Numéro d'arrêt : 74829
Numéro NOR : CETATEXT000007638507 ?
Identifiant URN:LEX : urn:lex;fr;conseil.etat;arret;1969-11-26;74829 ?

Analyses :

MARCHES ET CONTRATS ADMINISTRATIFS - ARCHITECTES ET ENTREPRENEURS - RESPONSABILITE DECENNALE - QUALITE POUR LA METTRE EN JEU - SYNDIC DE LA COPROPRIETE.
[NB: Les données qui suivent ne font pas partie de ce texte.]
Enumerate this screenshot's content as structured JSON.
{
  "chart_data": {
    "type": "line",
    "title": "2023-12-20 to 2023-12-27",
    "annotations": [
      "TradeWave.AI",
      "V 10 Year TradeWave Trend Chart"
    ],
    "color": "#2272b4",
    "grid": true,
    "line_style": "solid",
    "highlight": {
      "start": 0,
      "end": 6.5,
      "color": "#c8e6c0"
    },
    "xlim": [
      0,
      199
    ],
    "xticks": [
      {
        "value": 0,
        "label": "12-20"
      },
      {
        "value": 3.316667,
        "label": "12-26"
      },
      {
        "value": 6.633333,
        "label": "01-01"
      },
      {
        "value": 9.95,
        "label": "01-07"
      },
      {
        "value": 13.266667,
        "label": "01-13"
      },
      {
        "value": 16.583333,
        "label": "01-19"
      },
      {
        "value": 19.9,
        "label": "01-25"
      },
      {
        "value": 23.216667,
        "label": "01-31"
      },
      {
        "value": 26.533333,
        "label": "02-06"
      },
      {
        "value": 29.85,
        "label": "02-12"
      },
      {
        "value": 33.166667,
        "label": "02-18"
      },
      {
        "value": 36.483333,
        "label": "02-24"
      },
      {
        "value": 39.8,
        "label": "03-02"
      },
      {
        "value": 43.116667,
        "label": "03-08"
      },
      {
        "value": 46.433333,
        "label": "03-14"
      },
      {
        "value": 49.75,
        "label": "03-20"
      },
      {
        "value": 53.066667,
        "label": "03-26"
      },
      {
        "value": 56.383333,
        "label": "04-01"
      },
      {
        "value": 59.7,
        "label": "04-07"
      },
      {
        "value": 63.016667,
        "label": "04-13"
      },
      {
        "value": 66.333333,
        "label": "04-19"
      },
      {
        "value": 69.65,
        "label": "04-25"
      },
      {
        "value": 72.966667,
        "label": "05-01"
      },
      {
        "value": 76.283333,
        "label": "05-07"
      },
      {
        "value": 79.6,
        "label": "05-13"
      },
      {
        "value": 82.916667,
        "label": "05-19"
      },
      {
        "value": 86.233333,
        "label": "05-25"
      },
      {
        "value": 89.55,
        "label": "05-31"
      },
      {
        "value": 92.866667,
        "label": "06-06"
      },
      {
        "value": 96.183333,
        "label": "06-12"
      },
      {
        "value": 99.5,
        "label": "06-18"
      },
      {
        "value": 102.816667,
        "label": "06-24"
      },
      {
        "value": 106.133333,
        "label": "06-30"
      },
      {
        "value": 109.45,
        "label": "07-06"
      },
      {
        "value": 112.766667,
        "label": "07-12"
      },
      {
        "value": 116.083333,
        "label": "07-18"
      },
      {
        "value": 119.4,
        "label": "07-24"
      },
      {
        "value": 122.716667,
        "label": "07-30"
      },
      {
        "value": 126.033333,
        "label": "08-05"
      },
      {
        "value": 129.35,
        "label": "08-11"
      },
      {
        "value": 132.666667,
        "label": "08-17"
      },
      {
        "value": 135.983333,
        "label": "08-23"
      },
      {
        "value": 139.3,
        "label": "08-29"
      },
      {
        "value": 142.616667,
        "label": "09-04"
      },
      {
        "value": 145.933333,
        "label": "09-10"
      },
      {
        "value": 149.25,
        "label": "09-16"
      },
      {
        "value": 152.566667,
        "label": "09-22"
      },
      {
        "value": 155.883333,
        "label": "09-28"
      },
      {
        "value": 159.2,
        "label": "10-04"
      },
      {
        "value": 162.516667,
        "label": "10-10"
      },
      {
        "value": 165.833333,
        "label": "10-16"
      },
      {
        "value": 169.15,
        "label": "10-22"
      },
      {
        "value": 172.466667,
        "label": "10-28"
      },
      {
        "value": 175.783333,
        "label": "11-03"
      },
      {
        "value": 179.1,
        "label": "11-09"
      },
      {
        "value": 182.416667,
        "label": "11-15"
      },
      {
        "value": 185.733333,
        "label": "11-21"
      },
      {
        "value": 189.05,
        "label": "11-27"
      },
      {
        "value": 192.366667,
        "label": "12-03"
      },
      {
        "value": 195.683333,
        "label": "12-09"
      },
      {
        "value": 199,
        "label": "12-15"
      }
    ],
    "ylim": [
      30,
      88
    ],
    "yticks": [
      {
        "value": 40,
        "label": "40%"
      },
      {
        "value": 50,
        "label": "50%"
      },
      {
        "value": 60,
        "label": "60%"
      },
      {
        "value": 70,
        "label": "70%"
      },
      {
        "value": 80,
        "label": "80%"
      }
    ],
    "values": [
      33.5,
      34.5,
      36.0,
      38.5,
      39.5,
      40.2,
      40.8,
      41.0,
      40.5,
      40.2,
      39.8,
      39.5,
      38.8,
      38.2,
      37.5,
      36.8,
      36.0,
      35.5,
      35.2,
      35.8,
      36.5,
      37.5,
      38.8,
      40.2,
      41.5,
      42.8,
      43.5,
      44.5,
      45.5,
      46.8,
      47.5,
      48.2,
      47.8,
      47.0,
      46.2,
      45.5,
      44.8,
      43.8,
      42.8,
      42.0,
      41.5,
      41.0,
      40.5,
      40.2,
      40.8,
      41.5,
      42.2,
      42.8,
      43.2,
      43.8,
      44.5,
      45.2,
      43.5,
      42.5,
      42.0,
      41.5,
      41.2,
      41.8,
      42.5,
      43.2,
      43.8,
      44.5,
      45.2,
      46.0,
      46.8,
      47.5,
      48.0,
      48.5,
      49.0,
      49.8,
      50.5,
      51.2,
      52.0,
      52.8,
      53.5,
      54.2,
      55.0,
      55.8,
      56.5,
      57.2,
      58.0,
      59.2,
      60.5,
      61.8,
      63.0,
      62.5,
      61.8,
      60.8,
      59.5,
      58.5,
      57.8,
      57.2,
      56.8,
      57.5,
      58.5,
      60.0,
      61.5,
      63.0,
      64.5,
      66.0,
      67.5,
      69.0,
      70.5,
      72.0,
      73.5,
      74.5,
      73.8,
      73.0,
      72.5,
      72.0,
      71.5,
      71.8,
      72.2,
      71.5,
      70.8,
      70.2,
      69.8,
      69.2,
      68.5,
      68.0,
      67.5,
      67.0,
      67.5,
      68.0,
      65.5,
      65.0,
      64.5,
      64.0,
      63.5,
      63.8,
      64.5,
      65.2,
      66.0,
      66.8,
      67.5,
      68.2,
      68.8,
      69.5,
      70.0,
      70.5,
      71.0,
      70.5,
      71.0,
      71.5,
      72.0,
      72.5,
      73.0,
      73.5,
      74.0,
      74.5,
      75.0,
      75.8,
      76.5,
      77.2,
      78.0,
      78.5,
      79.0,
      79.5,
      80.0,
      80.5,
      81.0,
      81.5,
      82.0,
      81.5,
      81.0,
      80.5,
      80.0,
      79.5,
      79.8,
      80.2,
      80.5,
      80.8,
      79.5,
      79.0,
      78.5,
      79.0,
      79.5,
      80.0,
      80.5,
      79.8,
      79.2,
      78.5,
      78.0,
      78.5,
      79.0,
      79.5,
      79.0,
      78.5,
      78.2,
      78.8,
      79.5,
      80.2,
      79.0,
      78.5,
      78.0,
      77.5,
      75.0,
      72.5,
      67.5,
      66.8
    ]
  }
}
LE SYNDIC DE LA COPROPRIETE D'UN ENSEMBLE IMMOBILIER CONSTRUIT PAR LES SOINS D'UNE ASSOCIATION SYNDICALE DE RECONSTRUCTION AYANT RECU, CONFORMEMENT AU REGLEMENT DE COPROPRIETE, MANDAT POUR EXERCER L 'ACTION EN GARANTIE DECENNALE A RAISON DE DESORDRES AFFECTANT LE GROS OEUVRE, LEQUEL DEPEND DES PARTIES COMMUNES DE L'IMMEUBLE, A QUALITE POUR ENGAGER LADITE ACTION DEVANT LE TRIBUNAL ADMINISTRATIF [RJ1].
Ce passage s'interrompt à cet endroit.